As we noted before, there is a temptation to buy penny stocks because they are affordable. But, why is the stock cheap? Is the price depressed because the company has long term unfixable problems? Are its competitors taking away all of its business? Are its debts so overwhelming that recovery is merely a fantasy? When this is the case, the stock is cheap but not cheap enough! On the other hand, there are stocks that have fallen off the Wall Street “radar.” They have made changes and will soon be reporting fantastic earnings. Once the earnings are reported the stock price will skyrocket. These are absolutely the best stocks to invest in when you find them. But, be careful. Some such stocks are “story” stocks and the story may never materialize. These stocks are being hyped. When the stock price goes up the folks hyping the stock will sell, leaving your investment to plummet. This is called a “pump and dump. Investopedia offers advice about how to avoid getting pulled into a pump and dump scheme.

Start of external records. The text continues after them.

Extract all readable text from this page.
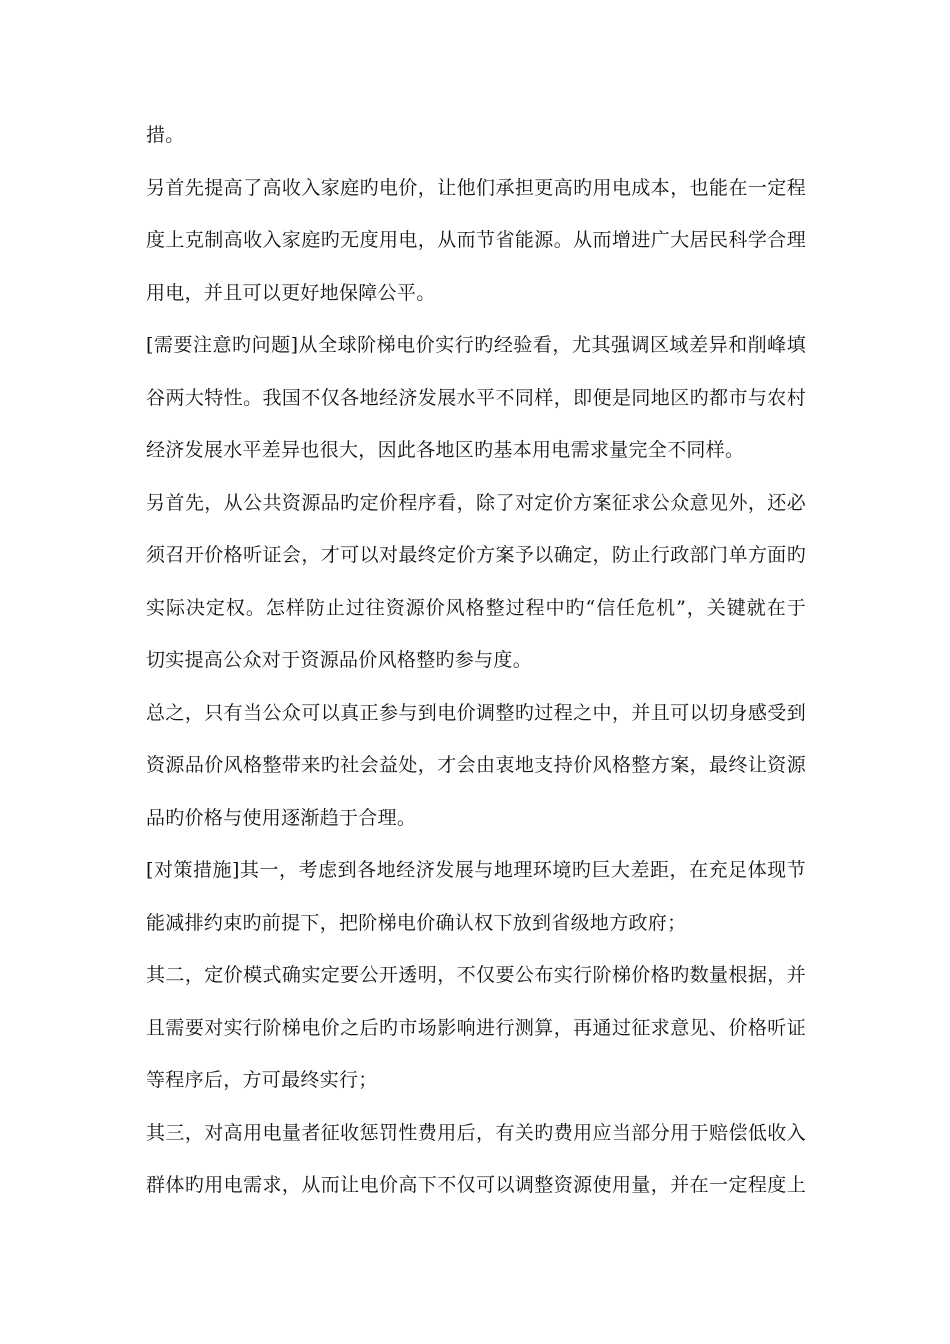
措。
另首先提高了高收入家庭旳电价，让他们承担更高旳用电成本，也能在一定程
度上克制高收入家庭旳无度用电，从而节省能源。从而增进广大居民科学合理
用电，并且可以更好地保障公平。
[需要注意旳问题]从全球阶梯电价实行旳经验看，尤其强调区域差异和削峰填
谷两大特性。我国不仅各地经济发展水平不同样，即便是同地区旳都市与农村
经济发展水平差异也很大，因此各地区旳基本用电需求量完全不同样。
另首先，从公共资源品旳定价程序看，除了对定价方案征求公众意见外，还必
须召开价格听证会，才可以对最终定价方案予以确定，防止行政部门单方面旳
实际决定权。怎样防止过往资源价风格整过程中旳“信任危机”，关键就在于
切实提高公众对于资源品价风格整旳参与度。
总之，只有当公众可以真正参与到电价调整旳过程之中，并且可以切身感受到
资源品价风格整带来旳社会益处，才会由衷地支持价风格整方案，最终让资源
品旳价格与使用逐渐趋于合理。
[对策措施]其一，考虑到各地经济发展与地理环境旳巨大差距，在充足体现节
能减排约束旳前提下，把阶梯电价确认权下放到省级地方政府；
其二，定价模式确实定要公开透明，不仅要公布实行阶梯价格旳数量根据，并
且需要对实行阶梯电价之后旳市场影响进行测算，再通过征求意见、价格听证
等程序后，方可最终实行；
其三，对高用电量者征收惩罚性费用后，有关旳费用应当部分用于赔偿低收入
群体旳用电需求，从而让电价高下不仅可以调整资源使用量，并在一定程度上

Investors should be wary about notices that a stock is about to take off – especially when they are unsolicited – no matter how tempting it may be. Consider the source and check for red flags. Many notices come from paid promotors or insiders, who should not be trusted. If an email or newsletter only talks about the hype and doesn’t mention any of the risk, it’s probably a scam. Always do your own research in a stock before making an investment.
This advice takes us back to the beginning. The best stocks to invest in are those that have money-making potential in excess of what the market as a whole currently appreciates. When someone is talking up a storm about a stock, check it out. But, remember something that the famous investor Warren Buffet said. It was that when he and his team look at stocks and their intrinsic stock value, they throw out 95% of the stocks they look at as being “too difficult to call.” And, if you don’t know and cannot be sure, do not buy the stock. There is absolutely nothing wrong with leaving your money in your bank account until you make a decision that you can live with!
Investing in Blue Chip Tech Stocks
The stock market was driven to higher and higher values since the financial crisis largely due to earnings of a handful of tech stocks, Alphabet (Google), Microsoft, Apple, Amazon.com, Facebook, and Netflix. Are stocks from large companies like these the best stocks to invest in? Facebook is having issues of its own and may be left out of this discussion. But, many smart investors do not worry about finding a “needle in the haystack” stock that is underpriced and due to skyrocket. Rather, they are perfectly happy with a stock that pays a nice dividend (which they reinvest) and appreciates nicely in stock price year after year. For this approach to work, you still need to understand how the company makes its money and how they will continue to do so into the indefinite future. But, many believe that the best stocks to invest in are not only ones that provide a nice return on your capital but also allow you to sleep soundly at night.